THE title might sounds a bit like the election poster from 1979 that proclaimed “Britain isn’t working”, but this book is American through and through. It reached number two on the New York Times Best Sellers List, which suggests that it addresses a need – perhaps this is the point of the business cycle when people start believing that corporate life can change for the better.

The book begins from the premise that work in the modern corporation is not very satisfying, that the “time-for-money” exchange does not engage the whole human being. Or as the authors put it: “The relentless urgency that characterises most corporate cultures undermines thoughtful deliberation, creativity, engagement and sustainable high performance”.

The solution? Corporations should change so that people are rewarded for the “value” they create, not what they get done, and the job of businesses should be to “fuel spiritual energy”. Which sounds more to me like a church than a going concern. We should move to a new way of working, which “requires an evolutionary shift in the centre of gravity of our lives, from ‘me’ to ‘us’.” Much is made of the four “emotional quadrants”, amusingly introduced via a cross-like diagram.
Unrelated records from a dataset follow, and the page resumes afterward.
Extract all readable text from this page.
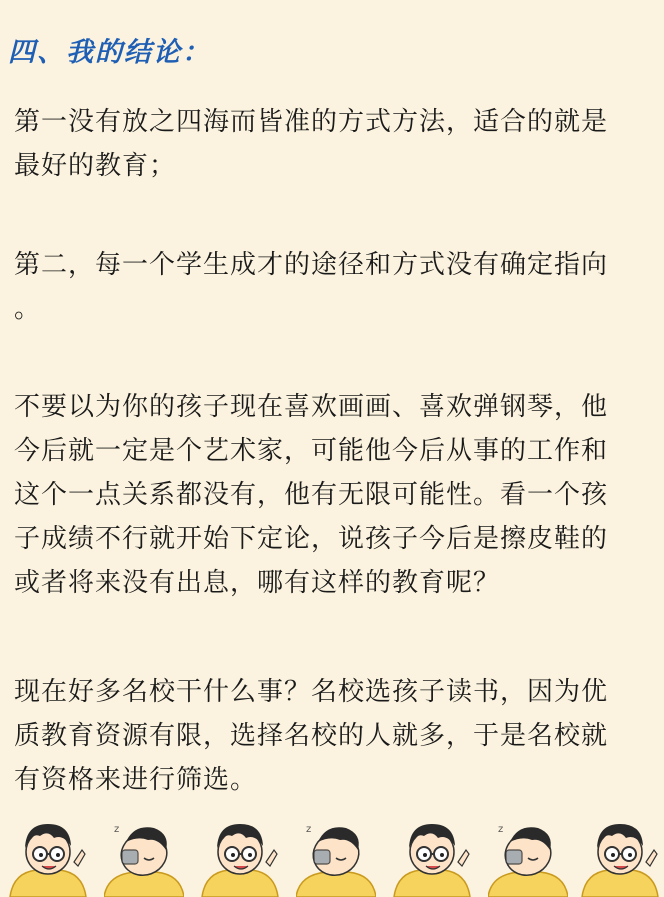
四、我的结论：
第一没有放之四海而皆准的方式方法，适合的就是
最好的教育；
第二，每一个学生成才的途径和方式没有确定指向
。
不要以为你的孩子现在喜欢画画、喜欢弹钢琴，他
今后就一定是个艺术家，可能他今后从事的工作和
这个一点关系都没有，他有无限可能性。看一个孩
子成绩不行就开始下定论，说孩子今后是擦皮鞋的
或者将来没有出息，哪有这样的教育呢？
现在好多名校干什么事？名校选孩子读书，因为优
质教育资源有限，选择名校的人就多，于是名校就
有资格来进行筛选。
z	z	z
Leaders are “chief energy officers”, who should “refuel the energy” of the people they manage. Excuse me while I start speaking in tongues and foaming at the mouth. It’s like Peter Drucker meets the Moonies.

Thankfully, though, the road to this promised land is actually rather simple. A large part of the book is devoted to telling us that sleep, rest, exercise and eating well are good for you. Most of the information in TWWWIW is pretty commonsense stuff. If you love your work, we are told, you will enjoy it more.

I actually found the premise of the book baffling. Do people really expect work to satisfy all their needs and desires? If so, they seem to have fundamentally misunderstood what work is under capitalism: an exchange of time for money. Perhaps it’s an American thing.

“Human being have made extraordinary advances in science, medicine and technology, but we’ve devoted remarkably little attention to understanding our inner world,” write the authors at one point. Go tell that to Proust.

This book is aimed at just those people who have devoted remarkably little attention to understanding their inner world. They are unlikely to find themselves any more enlightened after reading it.